Heading south about 2 miles from Sands Cay is a small ranger station ashore marked on the chart. You cannot take the mother ship in there but have to anchor about a quarter of a mile off of it and tender into the small harbor and then take a really nice elevated walk in the mangroves between Biscayne Bay and the ocean! Really a treat. Take water to drink as you will get thirsty and there is no drinking water there. At least there was none when we were there some years ago. If there is an East wind, we stay anchored there for the night. But one night the wind came from the West with a cold front, and while it was very choppy and uncomfortable for us, it was NOT dangerous and we just stayed there until daylight bouncing up and down on the anchor…
Heading further south, follow the markers and try to go into Ceasar’s Creek. Always a favorite of ours. It is very shallow at the entrance from the North and West, so try to go in at half tide rising. Once inside the channel, you can anchor bow and stern and spend a lovely night in the wilderness. It also has a lot of bird life and sometimes mosquitoes at dawn and dusk, so be prepared with screens for your hatches. There is also a deep water channel from Ceasar’s Creek out into Hawk Channel along the eastern edge of the Keys all the way to Key West.
Hawk Channel is a well marked channel inside the large reef that extends east and southward from the Florida Keys. It is like a road that can be used in any kind of weather. Keep track of the channel markers and you cannot go wrong. It encompasses the large John Pennekamp Reef State Park so no fishing is possible, but the snorkeling just outside the channel is great in calm weather. Really beautiful.
But, back to Biscayne Bay!
From Ceasar’s Creek south, back inside Biscayne Bay, again head for the path between the reefs that is well marked and easy as pie especially if you have a chart plotter, which we do not have!
You will pass to port Angelfish Creek with a marker in very shallow water at the westward entrance to Angelfish Creek.
Anchor between Key Largo and Pumpkin Cay shown on the chart just south of the entrance to Angelfish Creek. It is protected from the WEST as well as the East. You cannot go ashore at Pumpkin Cay as it is private.

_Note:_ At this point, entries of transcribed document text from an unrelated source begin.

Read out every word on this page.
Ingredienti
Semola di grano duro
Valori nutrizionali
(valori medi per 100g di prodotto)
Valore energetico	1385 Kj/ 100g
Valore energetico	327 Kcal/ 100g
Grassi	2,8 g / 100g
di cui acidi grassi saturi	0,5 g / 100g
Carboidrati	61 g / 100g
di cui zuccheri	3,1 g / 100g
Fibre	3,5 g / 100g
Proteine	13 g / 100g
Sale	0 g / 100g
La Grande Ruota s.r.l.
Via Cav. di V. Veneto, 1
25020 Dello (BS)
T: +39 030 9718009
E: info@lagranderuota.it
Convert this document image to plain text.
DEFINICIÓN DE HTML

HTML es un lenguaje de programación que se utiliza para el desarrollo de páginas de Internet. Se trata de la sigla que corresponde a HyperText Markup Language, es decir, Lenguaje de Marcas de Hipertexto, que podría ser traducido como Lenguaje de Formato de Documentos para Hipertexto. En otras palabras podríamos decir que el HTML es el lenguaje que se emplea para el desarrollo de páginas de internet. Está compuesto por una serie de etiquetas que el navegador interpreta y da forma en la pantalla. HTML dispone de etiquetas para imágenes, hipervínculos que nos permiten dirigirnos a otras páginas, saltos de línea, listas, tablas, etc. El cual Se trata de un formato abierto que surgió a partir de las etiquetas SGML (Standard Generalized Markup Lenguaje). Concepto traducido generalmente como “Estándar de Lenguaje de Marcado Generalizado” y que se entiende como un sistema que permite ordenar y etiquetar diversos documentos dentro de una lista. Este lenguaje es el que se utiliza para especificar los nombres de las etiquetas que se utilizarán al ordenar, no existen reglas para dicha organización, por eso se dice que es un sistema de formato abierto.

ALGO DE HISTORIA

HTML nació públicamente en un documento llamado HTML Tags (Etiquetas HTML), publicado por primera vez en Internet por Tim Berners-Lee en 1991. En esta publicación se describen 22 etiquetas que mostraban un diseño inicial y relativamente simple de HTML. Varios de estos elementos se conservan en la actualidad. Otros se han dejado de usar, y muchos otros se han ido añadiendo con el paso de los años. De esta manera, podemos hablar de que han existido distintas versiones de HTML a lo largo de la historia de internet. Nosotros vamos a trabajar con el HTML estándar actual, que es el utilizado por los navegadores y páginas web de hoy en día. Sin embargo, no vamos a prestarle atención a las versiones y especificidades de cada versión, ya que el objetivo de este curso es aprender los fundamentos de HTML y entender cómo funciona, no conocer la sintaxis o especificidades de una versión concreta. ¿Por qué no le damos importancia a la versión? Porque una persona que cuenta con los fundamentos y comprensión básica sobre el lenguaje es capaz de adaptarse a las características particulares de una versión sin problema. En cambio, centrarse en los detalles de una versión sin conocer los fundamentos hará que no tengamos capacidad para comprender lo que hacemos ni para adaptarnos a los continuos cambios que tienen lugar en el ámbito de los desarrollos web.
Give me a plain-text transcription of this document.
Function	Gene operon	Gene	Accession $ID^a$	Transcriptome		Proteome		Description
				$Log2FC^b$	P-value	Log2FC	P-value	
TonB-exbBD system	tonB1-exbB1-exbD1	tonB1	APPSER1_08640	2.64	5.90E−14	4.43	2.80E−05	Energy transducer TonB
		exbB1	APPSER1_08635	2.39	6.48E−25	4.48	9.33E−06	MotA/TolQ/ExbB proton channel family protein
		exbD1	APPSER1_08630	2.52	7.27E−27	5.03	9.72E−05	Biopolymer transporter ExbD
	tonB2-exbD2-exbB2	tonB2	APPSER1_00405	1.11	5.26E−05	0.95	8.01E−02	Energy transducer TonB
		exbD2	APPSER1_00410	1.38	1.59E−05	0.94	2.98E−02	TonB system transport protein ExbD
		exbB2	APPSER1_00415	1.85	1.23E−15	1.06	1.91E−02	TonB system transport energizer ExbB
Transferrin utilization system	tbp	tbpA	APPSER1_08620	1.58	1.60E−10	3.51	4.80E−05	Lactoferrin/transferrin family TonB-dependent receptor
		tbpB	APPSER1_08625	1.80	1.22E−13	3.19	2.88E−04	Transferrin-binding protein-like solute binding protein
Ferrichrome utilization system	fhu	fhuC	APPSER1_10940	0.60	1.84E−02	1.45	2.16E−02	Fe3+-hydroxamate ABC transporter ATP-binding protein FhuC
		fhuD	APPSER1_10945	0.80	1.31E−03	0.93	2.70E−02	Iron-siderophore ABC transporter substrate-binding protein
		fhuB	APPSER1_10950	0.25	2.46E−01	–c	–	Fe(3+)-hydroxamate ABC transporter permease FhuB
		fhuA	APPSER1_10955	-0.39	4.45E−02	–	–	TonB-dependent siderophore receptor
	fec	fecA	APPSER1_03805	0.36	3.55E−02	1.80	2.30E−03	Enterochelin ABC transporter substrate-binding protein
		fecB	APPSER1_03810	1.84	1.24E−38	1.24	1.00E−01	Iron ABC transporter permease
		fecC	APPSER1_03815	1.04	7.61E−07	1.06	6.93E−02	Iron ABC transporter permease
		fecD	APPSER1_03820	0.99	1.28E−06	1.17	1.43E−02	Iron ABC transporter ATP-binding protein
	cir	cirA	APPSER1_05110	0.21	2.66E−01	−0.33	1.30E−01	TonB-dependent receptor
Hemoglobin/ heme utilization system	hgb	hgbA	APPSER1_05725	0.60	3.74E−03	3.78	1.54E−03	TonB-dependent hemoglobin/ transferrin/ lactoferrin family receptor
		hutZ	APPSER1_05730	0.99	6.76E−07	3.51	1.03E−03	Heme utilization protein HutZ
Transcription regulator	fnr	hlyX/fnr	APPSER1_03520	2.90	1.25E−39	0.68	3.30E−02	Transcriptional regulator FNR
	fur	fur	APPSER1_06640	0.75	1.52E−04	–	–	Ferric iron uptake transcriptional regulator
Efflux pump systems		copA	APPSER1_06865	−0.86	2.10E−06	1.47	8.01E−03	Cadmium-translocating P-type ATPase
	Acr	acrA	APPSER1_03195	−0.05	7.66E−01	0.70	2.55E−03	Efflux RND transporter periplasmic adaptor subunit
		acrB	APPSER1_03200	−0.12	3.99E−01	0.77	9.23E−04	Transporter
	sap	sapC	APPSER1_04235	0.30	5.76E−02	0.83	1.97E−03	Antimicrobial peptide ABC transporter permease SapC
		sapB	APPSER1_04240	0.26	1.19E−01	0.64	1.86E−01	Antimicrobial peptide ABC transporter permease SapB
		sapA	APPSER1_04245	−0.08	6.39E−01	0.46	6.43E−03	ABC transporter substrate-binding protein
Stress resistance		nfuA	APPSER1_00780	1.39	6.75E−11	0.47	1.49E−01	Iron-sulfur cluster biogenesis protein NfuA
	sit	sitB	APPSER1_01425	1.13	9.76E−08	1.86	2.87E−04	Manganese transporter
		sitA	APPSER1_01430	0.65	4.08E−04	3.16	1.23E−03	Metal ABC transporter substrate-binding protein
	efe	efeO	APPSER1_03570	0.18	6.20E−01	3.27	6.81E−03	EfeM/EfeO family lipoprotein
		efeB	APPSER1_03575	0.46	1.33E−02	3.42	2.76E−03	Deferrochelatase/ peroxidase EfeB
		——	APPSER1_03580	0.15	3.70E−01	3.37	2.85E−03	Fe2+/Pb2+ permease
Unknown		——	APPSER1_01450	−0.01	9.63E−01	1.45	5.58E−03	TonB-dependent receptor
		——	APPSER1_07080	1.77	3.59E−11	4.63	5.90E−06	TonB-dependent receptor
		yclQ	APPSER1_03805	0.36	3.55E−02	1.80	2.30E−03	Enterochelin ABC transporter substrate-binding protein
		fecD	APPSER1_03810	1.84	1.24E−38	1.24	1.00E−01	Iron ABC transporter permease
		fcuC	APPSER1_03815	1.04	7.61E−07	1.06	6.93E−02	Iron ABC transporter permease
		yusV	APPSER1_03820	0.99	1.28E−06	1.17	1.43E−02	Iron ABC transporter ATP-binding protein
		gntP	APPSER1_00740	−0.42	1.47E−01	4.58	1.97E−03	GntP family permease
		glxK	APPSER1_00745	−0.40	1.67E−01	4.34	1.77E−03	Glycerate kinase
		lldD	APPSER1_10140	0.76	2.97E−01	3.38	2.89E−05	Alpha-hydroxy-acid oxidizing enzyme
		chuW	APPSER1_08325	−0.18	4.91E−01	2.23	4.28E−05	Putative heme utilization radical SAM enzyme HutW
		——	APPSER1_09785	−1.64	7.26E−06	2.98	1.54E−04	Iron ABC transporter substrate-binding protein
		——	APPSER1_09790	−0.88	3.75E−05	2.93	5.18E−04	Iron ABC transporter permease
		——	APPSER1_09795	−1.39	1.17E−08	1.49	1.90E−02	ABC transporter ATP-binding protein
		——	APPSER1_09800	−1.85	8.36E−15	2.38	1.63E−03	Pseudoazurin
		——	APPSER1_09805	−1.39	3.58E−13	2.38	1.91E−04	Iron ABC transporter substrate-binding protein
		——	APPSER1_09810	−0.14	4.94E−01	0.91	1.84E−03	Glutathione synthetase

You can take the dinghy and go through all the canals where the rich and famous have beautiful homes at Ocean Reef Club. And take the dinghy up the creeks to the north of Angelfish Creek, that is really fun. And take the dinghy south through the creeks to Ocean Reef and more homes and even the harbor and club although going ashore is not suggested unless you know a member as they do not take money at the restaurants. However there is a good, but expensive grocery store there and ice cream shop inside the main Ocean Reef Harbor!!! Also fuel dock if you need fuel.
Then you can either go further south under the Card Sound Bridge, to the lower part of Key Largo. But we cannot take our draft or get under the bridge, so I have not personally ever done that, but you certainly can.
From there south, or south and then Southwest, I really cannot help you as we always have had to go out to Hawk Channel through Angelfish Creek and follow Hawk Channel to Rodriguez Cay where we anchor for the night. And then from there we go outside the reef all the way to Key West. So cannot help you after that.